Upaniṣad is Vedanta: ‘The end of the Vedas, of Vedic Understanding’, a word-play on the fortuitous convergence of the metaphoric and literal, as they are located at the concluding part of the Vedic contracting cone. Abstraction and metaphysical content rise as the cone shrinks.
The tradition descended from oral-teaching to written word around 1,000 BCE. The dialogues of Uddalaka and his son Svetaketu in the Chandogya Upaniṣad, the first of the two oldest extant Upanishads, lay-out the pioneering of the ‘Inward Turn’, the first seed that finally birthed the formulation of Shūnyam.
The assumed Subject had to be first clearly identified, the Inquirer’s Platform laid bare, prior to any investigation on an Object. Honest Inquiry began inwards, backwards.
It was here and for the first time, the Inquirer as the Subject of Inquiry, the platform from which he views his world, was being recognized as pivotal in any understanding of Brahman.
The modern assumption that the Subject can be ignored as long as the Object was clearly in view was, after repeated and painful experimentation, found to be false.
[A laying-out of the Inquirer, making transparent his presumptions and closeted prejudices, is part of the ‘Scientific Stance’, an integral element of what today is termed ‘Scientific Method’. The roots of Formal Meditation Practice begin here.

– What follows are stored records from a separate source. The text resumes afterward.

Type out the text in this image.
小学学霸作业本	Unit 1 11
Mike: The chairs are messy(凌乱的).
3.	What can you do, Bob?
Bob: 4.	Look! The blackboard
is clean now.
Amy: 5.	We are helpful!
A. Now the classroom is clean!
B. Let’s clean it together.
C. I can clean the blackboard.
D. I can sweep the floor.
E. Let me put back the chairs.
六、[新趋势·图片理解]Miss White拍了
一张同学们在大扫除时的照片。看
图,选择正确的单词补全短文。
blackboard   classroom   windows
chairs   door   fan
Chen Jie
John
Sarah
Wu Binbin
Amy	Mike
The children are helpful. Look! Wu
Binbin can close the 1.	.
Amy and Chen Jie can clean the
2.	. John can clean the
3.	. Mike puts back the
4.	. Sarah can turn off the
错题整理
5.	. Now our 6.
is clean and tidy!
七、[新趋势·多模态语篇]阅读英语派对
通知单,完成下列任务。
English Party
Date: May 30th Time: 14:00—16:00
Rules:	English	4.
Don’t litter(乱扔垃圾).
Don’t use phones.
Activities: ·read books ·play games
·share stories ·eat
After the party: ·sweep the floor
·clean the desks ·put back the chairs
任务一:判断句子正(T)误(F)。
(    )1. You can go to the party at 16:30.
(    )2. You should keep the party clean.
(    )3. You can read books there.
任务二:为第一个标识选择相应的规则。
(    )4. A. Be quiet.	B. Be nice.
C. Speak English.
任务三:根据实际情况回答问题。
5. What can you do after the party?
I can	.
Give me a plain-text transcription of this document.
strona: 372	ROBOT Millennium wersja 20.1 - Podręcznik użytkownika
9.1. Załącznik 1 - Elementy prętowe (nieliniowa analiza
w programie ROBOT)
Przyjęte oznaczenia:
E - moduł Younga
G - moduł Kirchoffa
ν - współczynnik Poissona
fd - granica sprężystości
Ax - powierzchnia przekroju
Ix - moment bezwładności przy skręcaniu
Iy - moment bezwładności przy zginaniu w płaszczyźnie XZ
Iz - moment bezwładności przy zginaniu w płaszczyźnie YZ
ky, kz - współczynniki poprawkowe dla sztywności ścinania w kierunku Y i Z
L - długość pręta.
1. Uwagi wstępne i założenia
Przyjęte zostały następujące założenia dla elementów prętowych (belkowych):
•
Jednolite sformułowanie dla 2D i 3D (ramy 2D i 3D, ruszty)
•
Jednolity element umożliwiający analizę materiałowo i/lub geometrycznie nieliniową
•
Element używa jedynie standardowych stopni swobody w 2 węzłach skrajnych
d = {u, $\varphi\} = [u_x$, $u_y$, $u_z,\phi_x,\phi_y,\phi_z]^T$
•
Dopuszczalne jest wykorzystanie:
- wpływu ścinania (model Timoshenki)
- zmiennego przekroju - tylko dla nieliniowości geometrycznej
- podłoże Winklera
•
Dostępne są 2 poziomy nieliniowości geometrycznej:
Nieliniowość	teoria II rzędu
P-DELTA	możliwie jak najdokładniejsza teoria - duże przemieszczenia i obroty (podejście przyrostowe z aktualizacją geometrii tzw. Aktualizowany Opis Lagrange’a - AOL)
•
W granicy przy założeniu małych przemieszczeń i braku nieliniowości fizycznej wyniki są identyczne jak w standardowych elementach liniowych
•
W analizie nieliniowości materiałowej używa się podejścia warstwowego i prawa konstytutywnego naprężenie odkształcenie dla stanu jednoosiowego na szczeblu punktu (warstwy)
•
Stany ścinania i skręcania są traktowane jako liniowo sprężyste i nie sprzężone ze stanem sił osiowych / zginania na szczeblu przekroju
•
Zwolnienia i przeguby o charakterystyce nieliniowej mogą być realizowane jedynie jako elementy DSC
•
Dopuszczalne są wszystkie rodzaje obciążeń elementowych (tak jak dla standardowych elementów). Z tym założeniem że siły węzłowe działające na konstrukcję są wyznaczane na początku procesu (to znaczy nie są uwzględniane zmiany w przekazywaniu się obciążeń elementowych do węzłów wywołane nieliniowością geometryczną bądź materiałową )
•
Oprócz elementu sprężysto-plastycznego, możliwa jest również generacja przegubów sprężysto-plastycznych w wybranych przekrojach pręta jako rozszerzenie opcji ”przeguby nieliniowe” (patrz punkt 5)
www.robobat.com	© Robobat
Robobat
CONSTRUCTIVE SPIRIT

See the later Posts.]
In time there spread a wider appreciation of the issues involved. That this type of Inquiry was of a very special and perilous character, that any inquiry on the nature of the Subject, by an assumed Subject, was fraught with miscues, wrong turns and short stops.
The Inquirers of the Chandogya, didn’t go all the way. They stopped short of Shūnyam, settling instead for a ‘Subtle Inner Essence’.